We will take an average electric shower of 8kW at 230v and 8.5kW at 240v. Sometimes there will be two indications of power consumption as the UK voltage is being dropped from 240v to 230v which I believe should happen by 2006.

As we know how many kW the shower uses, it is relatively simple to work out the cost to run it. On you Electricity Bill the cost per Unit or kWh is shown in Pence. We will take take an example of 8.59p/kWh or Unit.

We can therefore carry out the following calculation:

8kW (@230v) x 8.59p = 68.72p or if we divide the answer by 100 the answer will be £0.69. This means for every WHOLE hour the shower is being used it will cost roughly £0.69. This means for the average 10 min shower it will cost about £0.11.

8.5kW(@240v) x 8.59p = 73.015p or if we divide the answer by 100 the answer will be £0.73. This means for every WHOLE hour the shower is being used it will cost roughly £0.73. This means for the average 10 min shower it will cost about £0.12.

We will now look at your average 60W light bulb or lamp as an electrician refers to it. We must first convert Watts into Kilowatts which is done by dividing Watts by 1,000.

60W / 1,000 = 0.06 kW

By using the following calculation we can find out how much it costs to run the lamp for an hour assuming a voltage of 230v.

0.06kW x 8.59p = 0.5154p or if we divide the answer by 100 the answer will be £0.01. This means for every WHOLE hour the lamp is being used it will cost roughly £0.01.

If only the current is shown in Amps then it takes a longer to work out the cost. Using the formula P=IV, shown at the top of this page, we have to find out how many Watts the equipment uses.
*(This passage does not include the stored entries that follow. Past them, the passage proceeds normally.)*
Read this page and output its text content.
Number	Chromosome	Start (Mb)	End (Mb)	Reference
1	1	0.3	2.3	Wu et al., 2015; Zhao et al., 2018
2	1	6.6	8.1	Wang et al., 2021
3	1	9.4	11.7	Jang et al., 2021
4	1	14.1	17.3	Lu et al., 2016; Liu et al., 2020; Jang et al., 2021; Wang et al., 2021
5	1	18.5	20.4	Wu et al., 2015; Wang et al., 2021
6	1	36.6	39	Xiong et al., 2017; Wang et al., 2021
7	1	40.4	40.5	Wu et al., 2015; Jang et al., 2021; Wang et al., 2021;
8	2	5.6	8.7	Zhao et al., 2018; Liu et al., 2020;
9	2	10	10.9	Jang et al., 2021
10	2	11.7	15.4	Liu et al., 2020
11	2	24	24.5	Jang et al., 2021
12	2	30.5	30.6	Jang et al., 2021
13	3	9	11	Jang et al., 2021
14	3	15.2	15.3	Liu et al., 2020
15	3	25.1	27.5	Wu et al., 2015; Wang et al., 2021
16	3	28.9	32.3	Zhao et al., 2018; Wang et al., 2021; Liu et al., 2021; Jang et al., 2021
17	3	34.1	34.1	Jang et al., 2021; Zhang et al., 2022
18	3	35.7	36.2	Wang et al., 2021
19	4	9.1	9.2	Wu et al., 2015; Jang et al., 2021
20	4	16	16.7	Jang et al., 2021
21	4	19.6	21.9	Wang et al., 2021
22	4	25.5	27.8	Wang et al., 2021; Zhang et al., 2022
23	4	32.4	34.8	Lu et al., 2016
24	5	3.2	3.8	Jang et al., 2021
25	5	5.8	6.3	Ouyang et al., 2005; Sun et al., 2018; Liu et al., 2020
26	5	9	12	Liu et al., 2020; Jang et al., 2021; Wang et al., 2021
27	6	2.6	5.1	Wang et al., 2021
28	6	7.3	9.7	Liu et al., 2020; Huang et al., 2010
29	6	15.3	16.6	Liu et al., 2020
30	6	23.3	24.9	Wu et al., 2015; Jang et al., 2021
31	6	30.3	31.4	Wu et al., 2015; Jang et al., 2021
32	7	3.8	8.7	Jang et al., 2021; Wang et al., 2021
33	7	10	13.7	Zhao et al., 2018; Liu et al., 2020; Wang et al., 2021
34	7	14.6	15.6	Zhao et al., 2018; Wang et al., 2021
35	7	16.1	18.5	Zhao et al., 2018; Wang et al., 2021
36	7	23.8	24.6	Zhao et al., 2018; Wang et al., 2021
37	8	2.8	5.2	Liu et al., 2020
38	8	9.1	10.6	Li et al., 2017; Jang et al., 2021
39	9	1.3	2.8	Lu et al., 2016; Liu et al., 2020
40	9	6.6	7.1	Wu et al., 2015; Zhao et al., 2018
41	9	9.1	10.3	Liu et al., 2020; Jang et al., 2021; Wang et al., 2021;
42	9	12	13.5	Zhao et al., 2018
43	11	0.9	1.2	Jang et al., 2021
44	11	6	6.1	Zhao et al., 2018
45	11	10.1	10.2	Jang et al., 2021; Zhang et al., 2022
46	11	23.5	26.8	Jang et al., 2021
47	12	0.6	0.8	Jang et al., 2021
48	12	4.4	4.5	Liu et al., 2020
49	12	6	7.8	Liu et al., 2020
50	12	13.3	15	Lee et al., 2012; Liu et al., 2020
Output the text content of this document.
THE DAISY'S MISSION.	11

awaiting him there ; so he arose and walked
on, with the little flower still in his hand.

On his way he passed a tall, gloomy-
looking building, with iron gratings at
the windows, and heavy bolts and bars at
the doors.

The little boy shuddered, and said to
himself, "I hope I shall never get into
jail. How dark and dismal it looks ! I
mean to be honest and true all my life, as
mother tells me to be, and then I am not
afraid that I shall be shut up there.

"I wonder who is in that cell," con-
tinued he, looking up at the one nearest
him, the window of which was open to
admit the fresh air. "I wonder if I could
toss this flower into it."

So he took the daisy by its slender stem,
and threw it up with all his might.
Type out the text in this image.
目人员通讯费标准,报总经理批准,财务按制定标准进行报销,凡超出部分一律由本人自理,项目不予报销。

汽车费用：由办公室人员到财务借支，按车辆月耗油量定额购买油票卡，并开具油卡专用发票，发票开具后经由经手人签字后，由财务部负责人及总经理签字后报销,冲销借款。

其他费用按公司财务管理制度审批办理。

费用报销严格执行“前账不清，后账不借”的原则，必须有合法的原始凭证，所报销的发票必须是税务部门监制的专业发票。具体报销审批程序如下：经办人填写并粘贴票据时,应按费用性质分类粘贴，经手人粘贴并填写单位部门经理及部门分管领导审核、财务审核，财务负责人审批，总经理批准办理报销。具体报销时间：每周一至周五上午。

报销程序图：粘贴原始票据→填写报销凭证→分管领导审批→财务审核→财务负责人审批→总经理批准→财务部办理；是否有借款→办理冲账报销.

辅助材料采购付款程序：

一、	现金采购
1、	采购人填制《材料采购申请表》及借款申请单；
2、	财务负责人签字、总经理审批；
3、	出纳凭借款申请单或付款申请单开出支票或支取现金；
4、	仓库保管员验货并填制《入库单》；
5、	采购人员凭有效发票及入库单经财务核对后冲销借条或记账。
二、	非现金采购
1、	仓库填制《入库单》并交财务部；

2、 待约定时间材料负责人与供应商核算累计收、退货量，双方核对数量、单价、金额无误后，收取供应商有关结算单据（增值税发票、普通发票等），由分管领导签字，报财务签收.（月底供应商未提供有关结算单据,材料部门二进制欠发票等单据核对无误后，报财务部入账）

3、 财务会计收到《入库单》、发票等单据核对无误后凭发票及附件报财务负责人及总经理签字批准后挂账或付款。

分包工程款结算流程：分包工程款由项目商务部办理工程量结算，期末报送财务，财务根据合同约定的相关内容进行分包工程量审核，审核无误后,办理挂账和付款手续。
For an example we will assume that we are using something that draws 5 Amps and the voltage is 230 Volts.

P=IV

P= 5 (Amps) x 230 (Volts)

P = 1,150 Watts

We must now convert our answer into kW by dividing the answer of 1,150 Watts by 1,000 which gives you an answer of 1.15 kW. If we then multiply this new answer by 8.59p the answer is 9.8785p or £0.10. This means it will cost £0.10 to run the equipment constantly for a WHOLE hour.